Quote from kubilai:
Anyone know what happens when the Fed writes off some of the bad debts on its ballooning balance sheet? How does it account for the reduction in assets?
Great question, a lot of people what to know exactly what the Fed has taken in collateral for some of the loans they've made recently.
And, according to Bernanke's testimony on Monday, all of the collateral they've taken on is supposed to be low-risk, high-quality debt instruments.
IMHO, since the US Treasury receives any excess income the Fed generates during a fiscal year it follows that they would receive the bad debt, which would ultimately get added to the national debt.
BTW, for those who might be in shock over the idea that excess Fed income is returned to the Treasury, here's the source:
http://www.federalreserve.gov/pf/pdf/pf_1.pdf
"The income of the Federal Reserve System is derived primarily from the interest on U.S. government securities that it has acquired through open market operations. Other major sources of income are the interest on foreign currency investments held by the System; interest on loans to depository institutions; and fees received for services provided to depository institutions, such as check clearing, funds transfers, and automated clearinghouse operations.

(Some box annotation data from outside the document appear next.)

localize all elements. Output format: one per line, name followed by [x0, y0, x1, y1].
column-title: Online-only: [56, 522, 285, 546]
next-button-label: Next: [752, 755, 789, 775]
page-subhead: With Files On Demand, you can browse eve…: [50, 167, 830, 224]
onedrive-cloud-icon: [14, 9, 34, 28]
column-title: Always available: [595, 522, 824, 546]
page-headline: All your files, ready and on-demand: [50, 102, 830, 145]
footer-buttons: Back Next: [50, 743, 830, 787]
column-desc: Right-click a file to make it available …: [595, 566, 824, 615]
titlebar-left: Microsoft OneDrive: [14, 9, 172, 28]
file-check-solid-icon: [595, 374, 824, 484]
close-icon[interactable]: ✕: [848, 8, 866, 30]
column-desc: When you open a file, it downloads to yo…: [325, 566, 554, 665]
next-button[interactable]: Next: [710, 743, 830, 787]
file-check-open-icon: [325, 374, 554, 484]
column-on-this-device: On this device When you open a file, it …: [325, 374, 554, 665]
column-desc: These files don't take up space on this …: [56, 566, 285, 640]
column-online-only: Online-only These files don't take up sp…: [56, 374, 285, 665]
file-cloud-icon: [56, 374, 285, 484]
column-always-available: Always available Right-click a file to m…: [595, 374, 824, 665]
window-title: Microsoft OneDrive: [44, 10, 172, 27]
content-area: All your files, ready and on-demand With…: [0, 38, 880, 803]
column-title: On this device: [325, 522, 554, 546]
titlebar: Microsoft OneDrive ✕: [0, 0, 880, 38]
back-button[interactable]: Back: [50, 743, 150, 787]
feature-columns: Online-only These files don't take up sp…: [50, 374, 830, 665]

After it pays its expenses, the Federal Reserve turns the rest of its earnings over to the U.S. Treasury. About 95 percent of the Reserve Banksâ net earnings have been paid into the Treasury since the Federal Reserve System began operations in 1914. (Income and expenses of the Federal Reserve Banks from 1914 to the present are included in the Annual Report of the Board of Governors.) In 2003, the Federal Reserve paid approximately $22 billion to the Treasury."